The airline's EBITDAR (earnings before interest, tax, depreciation, amortisation, and rent) experienced a sharp decline, dropping to Rs 1,114 crore from Rs 2,434 crore a year prior.

However, when excluding the effects of foreign exchange (forex) losses, IndiGo's EBITDAR saw a remarkable 43 percent year-on-year increase, reaching Rs 3,800 crore, with margins improving from 15.7 percent to 20.5 percent.

IndiGo attributed its quarterly loss primarily to the adverse impacts of currency fluctuations, resulting in a steep forex loss of Rs 2,892 crore, compared to Rs 241 crore in the same quarter last year.

Without this forex effect, the airline would have posted a net profit of Rs 104 crore, according to its regulatory documents.

Rental and aircraft maintenance expenses rose to Rs 3,262 crore, up from Rs 2,745 crore in the previous year, while tax obligations amounted to Rs 100 crore, an increase from Rs 80 crore last fiscal.

IndiGo’s CEO, Pieter Elbers, commented on the results, stating, “As India’s aviation sector evolves, we understand the necessity of optimizing our capacity during seasonally weaker periods to ensure profitability.”

He emphasized that the airline had achieved a strong operational performance, maintaining its leadership in on-time arrivals and expanding its network.
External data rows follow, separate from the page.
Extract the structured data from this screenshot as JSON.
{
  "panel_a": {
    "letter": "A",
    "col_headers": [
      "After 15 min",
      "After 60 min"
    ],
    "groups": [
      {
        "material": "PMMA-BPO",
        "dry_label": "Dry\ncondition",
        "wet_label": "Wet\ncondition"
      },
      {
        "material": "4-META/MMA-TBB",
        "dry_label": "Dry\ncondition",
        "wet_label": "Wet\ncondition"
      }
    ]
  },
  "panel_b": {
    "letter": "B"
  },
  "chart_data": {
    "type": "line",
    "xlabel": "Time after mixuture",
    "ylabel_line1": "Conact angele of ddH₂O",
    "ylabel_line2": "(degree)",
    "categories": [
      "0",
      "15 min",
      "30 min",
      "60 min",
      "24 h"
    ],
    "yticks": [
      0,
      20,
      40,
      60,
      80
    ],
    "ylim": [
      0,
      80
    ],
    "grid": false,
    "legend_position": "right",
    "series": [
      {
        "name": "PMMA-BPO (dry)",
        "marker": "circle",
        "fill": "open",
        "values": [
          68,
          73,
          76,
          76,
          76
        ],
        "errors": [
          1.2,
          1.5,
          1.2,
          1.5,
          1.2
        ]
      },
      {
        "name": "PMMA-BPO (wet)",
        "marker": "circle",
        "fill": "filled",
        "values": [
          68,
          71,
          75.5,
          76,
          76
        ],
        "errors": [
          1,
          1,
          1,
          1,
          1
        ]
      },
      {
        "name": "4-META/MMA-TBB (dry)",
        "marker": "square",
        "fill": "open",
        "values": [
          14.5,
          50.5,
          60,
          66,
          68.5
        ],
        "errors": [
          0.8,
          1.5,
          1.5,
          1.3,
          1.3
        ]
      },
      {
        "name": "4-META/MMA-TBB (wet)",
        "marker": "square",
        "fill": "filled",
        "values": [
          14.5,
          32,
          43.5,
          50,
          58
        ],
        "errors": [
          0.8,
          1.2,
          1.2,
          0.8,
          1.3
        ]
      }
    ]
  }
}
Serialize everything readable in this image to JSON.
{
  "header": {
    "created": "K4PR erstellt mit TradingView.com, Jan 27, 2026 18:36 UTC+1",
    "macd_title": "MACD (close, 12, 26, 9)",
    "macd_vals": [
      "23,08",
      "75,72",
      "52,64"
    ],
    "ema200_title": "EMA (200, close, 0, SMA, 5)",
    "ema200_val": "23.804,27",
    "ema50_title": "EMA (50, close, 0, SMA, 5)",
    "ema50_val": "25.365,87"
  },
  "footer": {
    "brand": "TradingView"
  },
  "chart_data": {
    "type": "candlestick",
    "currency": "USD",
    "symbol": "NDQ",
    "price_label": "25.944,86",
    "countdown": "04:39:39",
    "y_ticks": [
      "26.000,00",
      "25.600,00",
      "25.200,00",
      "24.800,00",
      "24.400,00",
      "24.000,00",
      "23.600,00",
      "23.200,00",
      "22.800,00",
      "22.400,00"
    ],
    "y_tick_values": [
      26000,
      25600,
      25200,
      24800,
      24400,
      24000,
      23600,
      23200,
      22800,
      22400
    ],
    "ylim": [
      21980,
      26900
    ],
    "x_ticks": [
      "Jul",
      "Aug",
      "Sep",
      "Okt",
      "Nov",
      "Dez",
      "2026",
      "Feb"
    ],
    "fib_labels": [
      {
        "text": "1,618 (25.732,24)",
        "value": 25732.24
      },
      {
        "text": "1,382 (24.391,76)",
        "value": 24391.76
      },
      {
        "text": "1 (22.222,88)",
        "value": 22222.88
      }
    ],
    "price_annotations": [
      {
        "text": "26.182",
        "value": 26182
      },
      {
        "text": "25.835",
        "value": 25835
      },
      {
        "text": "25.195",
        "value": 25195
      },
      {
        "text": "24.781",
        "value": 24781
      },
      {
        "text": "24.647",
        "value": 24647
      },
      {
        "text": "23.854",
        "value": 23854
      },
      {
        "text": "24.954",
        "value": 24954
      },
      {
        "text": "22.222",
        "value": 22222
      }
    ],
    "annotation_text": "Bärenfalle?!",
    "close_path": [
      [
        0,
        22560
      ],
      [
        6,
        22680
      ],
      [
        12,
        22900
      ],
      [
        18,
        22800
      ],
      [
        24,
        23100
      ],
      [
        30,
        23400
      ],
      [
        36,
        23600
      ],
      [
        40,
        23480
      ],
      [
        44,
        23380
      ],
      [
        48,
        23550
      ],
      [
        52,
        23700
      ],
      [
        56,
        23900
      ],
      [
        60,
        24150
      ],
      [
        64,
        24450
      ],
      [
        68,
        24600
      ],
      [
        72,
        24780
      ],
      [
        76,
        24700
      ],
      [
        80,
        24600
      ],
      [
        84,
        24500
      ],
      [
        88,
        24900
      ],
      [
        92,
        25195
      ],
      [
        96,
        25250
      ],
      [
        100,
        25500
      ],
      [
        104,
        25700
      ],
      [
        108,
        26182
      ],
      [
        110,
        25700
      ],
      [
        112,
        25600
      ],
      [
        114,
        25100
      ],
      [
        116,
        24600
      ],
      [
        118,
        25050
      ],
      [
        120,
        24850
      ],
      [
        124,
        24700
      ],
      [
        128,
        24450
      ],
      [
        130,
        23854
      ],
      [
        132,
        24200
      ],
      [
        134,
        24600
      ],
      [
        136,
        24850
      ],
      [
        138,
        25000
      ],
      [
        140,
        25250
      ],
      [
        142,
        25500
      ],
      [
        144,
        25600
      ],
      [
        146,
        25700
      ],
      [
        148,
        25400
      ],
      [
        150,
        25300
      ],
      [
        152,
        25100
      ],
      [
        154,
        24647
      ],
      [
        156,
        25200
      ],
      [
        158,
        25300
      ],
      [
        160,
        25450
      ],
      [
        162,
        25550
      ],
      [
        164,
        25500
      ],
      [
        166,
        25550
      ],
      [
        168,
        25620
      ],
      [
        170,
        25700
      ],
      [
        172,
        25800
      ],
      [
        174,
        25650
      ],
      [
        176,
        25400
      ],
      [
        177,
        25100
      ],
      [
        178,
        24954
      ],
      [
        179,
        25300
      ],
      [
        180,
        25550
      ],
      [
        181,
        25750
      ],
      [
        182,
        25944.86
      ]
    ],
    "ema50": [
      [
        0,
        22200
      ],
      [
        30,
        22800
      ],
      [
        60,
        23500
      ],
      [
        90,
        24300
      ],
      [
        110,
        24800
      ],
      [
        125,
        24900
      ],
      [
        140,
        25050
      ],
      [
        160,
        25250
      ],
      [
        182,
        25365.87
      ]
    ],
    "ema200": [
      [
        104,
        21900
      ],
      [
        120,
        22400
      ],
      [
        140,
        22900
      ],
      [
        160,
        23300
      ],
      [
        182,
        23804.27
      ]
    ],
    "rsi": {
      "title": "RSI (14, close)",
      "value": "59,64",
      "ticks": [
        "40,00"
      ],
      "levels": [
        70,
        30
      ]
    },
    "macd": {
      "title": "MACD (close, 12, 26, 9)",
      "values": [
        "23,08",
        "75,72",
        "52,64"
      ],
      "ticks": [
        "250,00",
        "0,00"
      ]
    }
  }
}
On Tuesday, shares of InterGlobe Aviation Limited, IndiGo’s parent company, closed down by 1.06 percent at Rs 5,635 on the BSE.

Point of View

I recognize that IndiGo's recent financial results reflect the volatility of the aviation industry. While the loss is concerning, the growth in operational revenue and passenger income indicates resilience. It’s crucial for the airline to navigate these challenges for sustained growth.
NationPress
09/11/2025

Frequently Asked Questions

What caused IndiGo's loss in Q2 FY26?
IndiGo's loss was primarily driven by significant foreign exchange losses amounting to Rs 2,892 crore, alongside rising operational costs.
How did IndiGo perform in terms of revenue?
IndiGo's revenue from operations rose by 9% year-on-year to Rs 18,555 crore, bolstered by increased passenger and ancillary income.
What impact did foreign exchange losses have?
Without the forex losses, IndiGo would have achieved a net profit of Rs 104 crore, highlighting the significant impact of currency fluctuations.
What measures is IndiGo taking for profitability?
IndiGo aims to optimize capacity during off-peak seasons and maintain operational efficiency to enhance profitability.
What does this loss mean for IndiGo's future?
The loss raises concerns but also emphasizes the need for strategic adjustments to ensure long-term sustainability in an evolving market.